A doctor at Makerere University Hospital who spoke on point of anonymity said during the first wave of the pandemic, they received relatively few patients because they were not willing to pay huge amounts of money for the sake of knowing their Covid-19 status.

He said at that time in 2020, a Covid-19 could go for Shs 200,000 and above. However during the second wave which happened in 2021, they received patients every other time and reached a point when they could not manage them.

“We are receiving a good number of patients because we charge low costs of about Shs 180,000 compared to other testing centers in Kampala. Initially the facility was charging Shs 150,000. We receive all categories of people from government dignitaries to common man. Because a Polymerase Chain Reaction (PCR) test is required at every Airport, most of the patients take these test in preparation to leave the country,” he said.

Rachael Namwanje, who vends face masks at Wandegeya traffic lights, said she started the business last year. She would make profits of at least Shs 30,000 every day however the business has gone down and it is hard for her to sell 15 facemasks.

“The business would still stand but with the innovations and the emergency of the various Covid-19 vaccines, people feel they are safe because they took jabs,” she said.

She blamed the collapse of Covid-19 businesses on the government’s failures to enforce the SOPs in place to stop the spread of the virus. “People are not buying nor wear mask though the virus lives with us in the community,” she said.

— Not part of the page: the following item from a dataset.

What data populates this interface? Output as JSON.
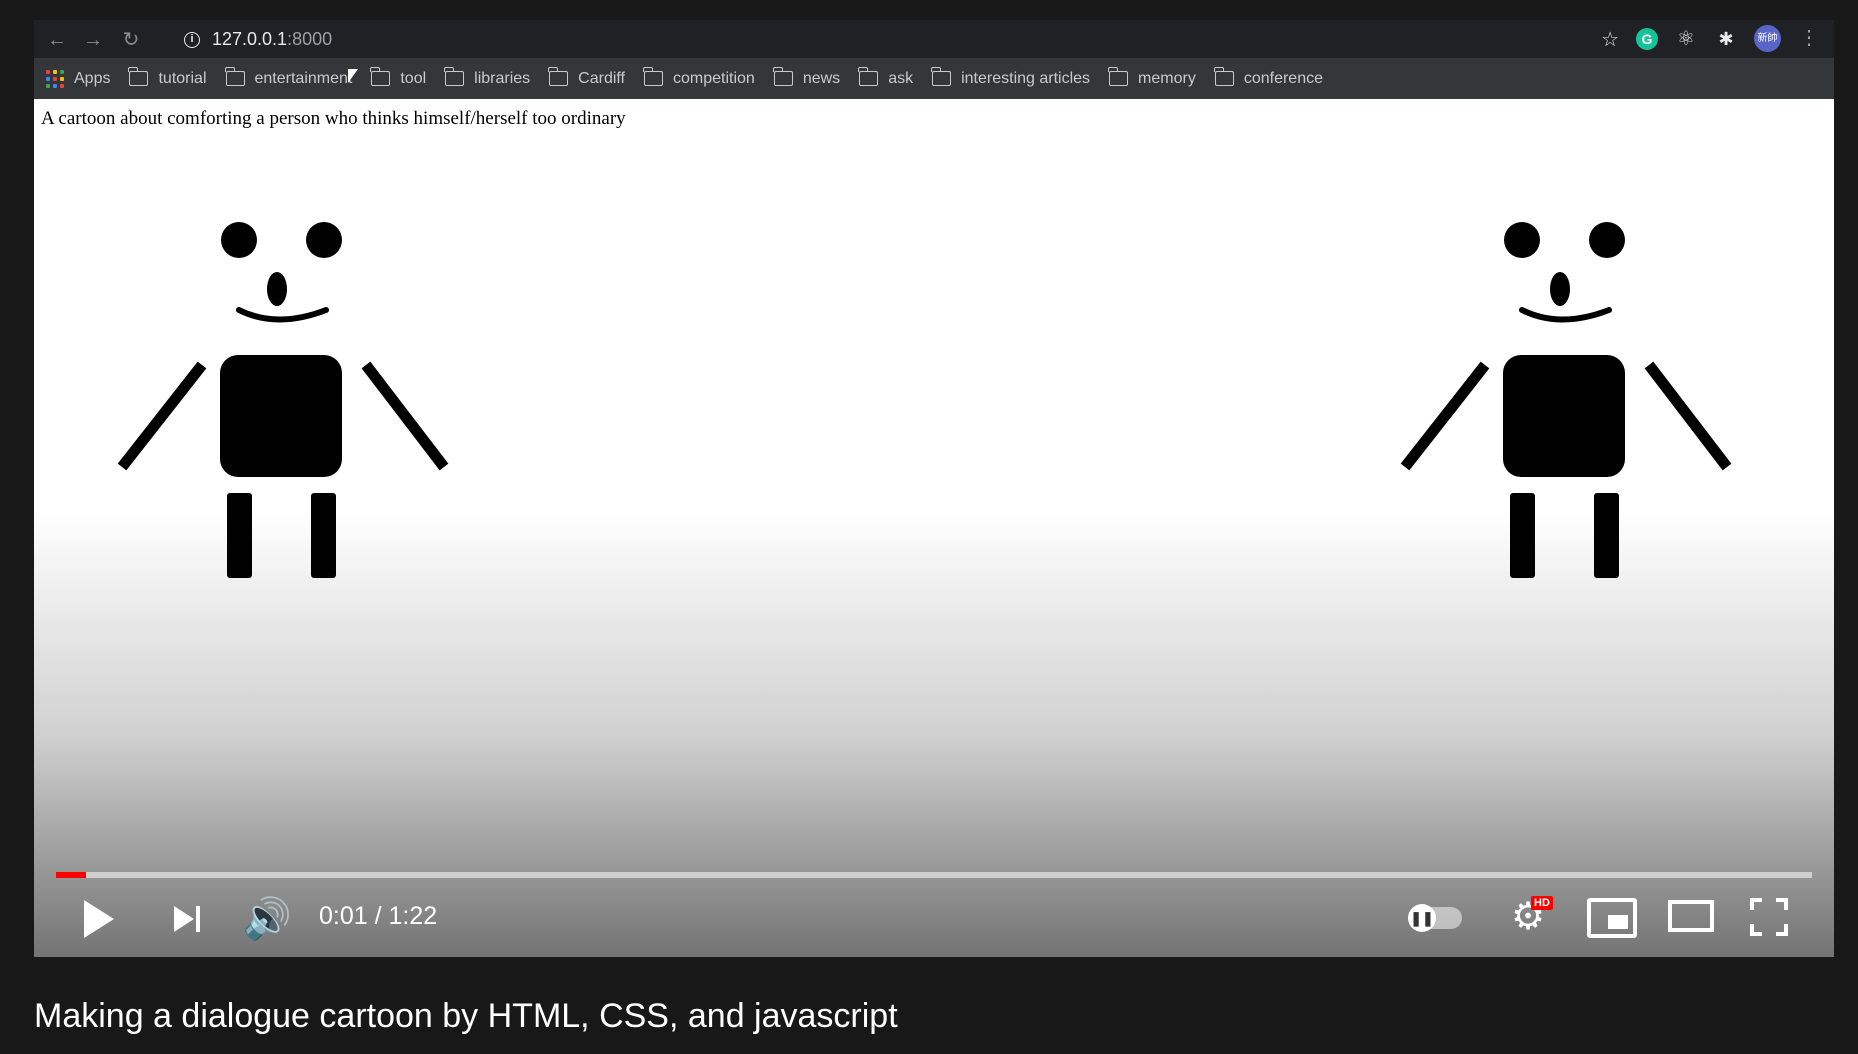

The manager of one of the prominent supermarkets in Ntinda who didn’t want his identity revealed said the business went down.

“As Covid-19 cases went down, there is a belief that the virus is not as strong as it was and it is not with us that is why there is a low demand for both the sanitizers and the facemask,” he said.

He said some clients claim that despite having many players producing both products, the costs of sanitizers and masks are still high given the economic standing of the country where prices of essential commodities continue to soar every other day. 

Mr. Fortunate Collins, the General Manager at Saraya Manufacturing (U) Ltd said their experience with the first lockdown was challenging. At the time, they were the only manufacturer of the Alcohol Based Hand Sanitisers in the country.

“We used to supply to Kenya through our sister company called Saraya Kenya Limited and to South Sudan through our appointed distributors. The period presented unprecedented demand that our installed capacity could not meet. This led to increased costs of production as we had to hire extra manpower and to work night shifts and operate the factory on a 24Hr basis, yet we never increased the cost of the product,” he said.

“As the world went into Lockdown, we ran out of some raw materials like Allantoin which we could only get from Japan, causing further delays in meeting the demand on the market. Packaging materials like bottles also ran because our local supplier could not meet the demand and we resorted to importing bottles from our sister company in Malaysia, which was both costly but also time consuming. In all, we never increased the final cost of the product,” he said.

Since Saraya was the only manufacturer at the beginning of the lockdown, their sales were more than eight  times the previous ones, which was not the case with the second lockdown since UNBS certified more than 70 companies to manufacture the sanitisers.

Fortunate said the demand has significantly gone down compared to the previous two lockdowns. He attributes this to the reducing numbers of Covid-19 cases to reduced risks.

He said that they still have a fair share of sales from their traditional customers like hospitals and other international organisations like WHO and ICC.

Since their operations and existence are not premised on Covid-19, but rather to be a long term player in public health, fortunate said they have plans to scale up production and venture into other public hygiene products which they import from their subsidiaries.